Morjes!

Welcome to my blog. I write about fitting in, sticking out, and missing the motherland as a serial foreigner.

Cultural osmosis

I've been abroad - entirely in the Middle Eastern region - for close to 16 months straight now. In the last few weeks, I've started to feel more and more out of touch with American culture. I'm reading all the same news sources, talking with all the same friends, checking all the same blogs. And yet. I'm missing that certain something, that general, baseline knowledge of culture that is not acquired in any deliberate sense but is picked up almost through osmosis, just from being around Americans and listening and watching.

It's getting to the point where if I catch a glimpse of the United States on the news or a TV show, it already seems just a little bit foreign to me.
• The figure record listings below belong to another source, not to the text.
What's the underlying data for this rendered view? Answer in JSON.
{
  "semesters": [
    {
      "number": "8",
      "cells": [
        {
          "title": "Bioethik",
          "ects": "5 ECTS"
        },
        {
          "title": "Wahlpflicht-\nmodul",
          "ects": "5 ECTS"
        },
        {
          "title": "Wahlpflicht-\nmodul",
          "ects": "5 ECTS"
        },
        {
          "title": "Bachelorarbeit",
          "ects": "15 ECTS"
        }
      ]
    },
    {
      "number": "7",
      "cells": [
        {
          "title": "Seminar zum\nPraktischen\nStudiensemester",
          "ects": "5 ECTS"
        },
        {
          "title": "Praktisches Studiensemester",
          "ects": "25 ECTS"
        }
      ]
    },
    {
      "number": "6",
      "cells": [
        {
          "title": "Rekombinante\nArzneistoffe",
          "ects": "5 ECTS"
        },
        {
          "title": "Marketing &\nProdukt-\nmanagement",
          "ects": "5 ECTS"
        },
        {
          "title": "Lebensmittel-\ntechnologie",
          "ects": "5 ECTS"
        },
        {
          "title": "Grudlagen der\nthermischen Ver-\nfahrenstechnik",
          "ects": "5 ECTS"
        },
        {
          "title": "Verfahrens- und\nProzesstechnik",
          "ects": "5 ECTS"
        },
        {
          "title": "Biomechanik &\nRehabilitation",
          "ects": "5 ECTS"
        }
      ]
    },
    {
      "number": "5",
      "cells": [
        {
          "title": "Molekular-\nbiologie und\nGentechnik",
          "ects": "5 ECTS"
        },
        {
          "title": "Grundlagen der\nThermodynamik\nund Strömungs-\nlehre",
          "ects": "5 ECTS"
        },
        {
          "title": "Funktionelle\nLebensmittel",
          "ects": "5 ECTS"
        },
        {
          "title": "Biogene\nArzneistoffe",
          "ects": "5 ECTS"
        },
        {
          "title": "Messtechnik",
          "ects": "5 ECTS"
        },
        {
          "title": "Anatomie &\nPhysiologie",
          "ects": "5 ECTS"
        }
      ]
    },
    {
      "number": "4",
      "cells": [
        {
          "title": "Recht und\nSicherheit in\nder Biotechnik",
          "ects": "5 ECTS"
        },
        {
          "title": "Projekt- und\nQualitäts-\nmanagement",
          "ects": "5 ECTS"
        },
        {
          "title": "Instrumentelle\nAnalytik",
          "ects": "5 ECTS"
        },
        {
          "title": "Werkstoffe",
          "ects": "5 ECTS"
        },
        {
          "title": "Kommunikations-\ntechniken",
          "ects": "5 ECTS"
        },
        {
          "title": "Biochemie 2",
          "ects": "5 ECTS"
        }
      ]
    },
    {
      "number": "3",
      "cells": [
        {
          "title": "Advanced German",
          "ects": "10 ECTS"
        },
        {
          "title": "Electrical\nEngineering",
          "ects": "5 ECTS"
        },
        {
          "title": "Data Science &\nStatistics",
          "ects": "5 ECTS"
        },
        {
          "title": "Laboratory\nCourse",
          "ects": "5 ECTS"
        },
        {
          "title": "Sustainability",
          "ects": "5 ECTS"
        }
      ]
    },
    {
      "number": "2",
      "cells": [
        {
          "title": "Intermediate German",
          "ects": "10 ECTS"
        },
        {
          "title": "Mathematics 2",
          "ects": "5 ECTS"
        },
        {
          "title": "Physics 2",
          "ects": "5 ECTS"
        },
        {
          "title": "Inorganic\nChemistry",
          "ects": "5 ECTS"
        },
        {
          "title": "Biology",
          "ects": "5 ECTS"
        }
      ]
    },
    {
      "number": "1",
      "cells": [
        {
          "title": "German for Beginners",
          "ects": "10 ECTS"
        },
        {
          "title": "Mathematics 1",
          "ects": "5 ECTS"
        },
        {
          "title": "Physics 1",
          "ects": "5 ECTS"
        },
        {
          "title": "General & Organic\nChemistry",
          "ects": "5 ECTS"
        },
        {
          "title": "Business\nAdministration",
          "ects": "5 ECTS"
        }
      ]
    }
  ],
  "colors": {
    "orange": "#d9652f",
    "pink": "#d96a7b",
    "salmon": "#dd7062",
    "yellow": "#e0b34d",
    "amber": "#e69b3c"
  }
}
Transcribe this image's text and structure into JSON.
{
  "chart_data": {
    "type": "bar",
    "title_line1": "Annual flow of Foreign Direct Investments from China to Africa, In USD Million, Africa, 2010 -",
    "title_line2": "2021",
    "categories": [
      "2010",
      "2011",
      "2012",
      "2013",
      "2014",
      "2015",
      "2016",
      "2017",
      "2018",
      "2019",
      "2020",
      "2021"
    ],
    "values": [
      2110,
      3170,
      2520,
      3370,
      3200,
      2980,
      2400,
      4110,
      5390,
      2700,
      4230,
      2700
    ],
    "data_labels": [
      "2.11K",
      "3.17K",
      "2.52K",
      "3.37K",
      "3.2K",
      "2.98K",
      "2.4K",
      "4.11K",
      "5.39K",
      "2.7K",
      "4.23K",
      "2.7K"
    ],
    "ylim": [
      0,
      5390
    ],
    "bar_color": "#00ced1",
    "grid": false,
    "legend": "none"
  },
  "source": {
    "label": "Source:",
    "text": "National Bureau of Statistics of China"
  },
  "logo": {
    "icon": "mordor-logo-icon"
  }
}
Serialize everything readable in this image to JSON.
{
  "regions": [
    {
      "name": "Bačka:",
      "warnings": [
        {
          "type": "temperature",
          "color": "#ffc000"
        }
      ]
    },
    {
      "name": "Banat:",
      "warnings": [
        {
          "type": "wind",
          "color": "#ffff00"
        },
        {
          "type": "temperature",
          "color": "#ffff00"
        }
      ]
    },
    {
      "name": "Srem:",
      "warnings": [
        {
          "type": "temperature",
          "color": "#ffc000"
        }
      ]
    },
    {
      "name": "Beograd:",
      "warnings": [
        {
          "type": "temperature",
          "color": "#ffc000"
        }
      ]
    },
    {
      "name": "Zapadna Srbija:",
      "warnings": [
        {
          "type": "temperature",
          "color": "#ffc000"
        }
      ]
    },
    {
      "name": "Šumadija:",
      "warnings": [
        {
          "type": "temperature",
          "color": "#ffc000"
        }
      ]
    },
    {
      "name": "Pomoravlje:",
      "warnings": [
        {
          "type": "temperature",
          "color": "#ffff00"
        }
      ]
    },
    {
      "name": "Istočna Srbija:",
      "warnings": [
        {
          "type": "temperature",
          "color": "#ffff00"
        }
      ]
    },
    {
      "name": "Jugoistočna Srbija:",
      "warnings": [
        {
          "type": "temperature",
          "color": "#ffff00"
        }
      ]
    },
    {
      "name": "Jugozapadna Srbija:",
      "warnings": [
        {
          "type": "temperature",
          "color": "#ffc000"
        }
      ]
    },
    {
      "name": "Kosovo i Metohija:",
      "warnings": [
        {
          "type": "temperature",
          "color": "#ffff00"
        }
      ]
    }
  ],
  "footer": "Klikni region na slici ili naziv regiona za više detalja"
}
Just a little. Like oooh, the sidewalk curbs aren't painted black and white there! It's almost like that time we went to Jordan for four months and when we came back, everyone in the US was saying "absolutely!" instead of "yes." It was sudden, inexplicable, and it happened while we were gone. Now that we've been "gone" for over a year, these little changes are racking up and I can't keep up with them all. I don't know who Tim Tebow is. I don't know what the rank and file really think about all this Occupy stuff, or about the Republican presidential candidates, for that matter. It's been ages since I heard anyone complain about gas prices in person. Today, just for the sake of forging a common bond with my fellow Americans, just to be in the know, I looked up the price of gas.

I felt a pang of...something (I'm not sure what) when I caught a glimpse of the most recent Good Housekeeping cover the other day. It was so AMERICAN, and ever so slightly so other. It was as if for the first time in my life I was able to take a step back from my own native culture and regard it from afar. All at once I could see what the world's perception of American culture is, which is difficult to do when you're immersed in it. And I have to say, I liked a lot of what I saw. America gets a lot of grief from other countries, but there is something so spunky and carefree and young and earnest about it, too.

America reminds me of these young Emiratis I teach, in a way. They're full of energy and relatively new to the world and until they learn otherwise (and they will), they believe there is nothing they can't achieve.

And that's how you know I've been in the Middle East too long, when I start comparing the US to Emirati youth. I'll stop now. My point is that I feel like I'm drifting away from essential cultural knowledge when it comes to the US. Who can fill me in on the minutiae I'm missing that I can't pick up from news and blogs and talking with other similarly disconnected expatriates?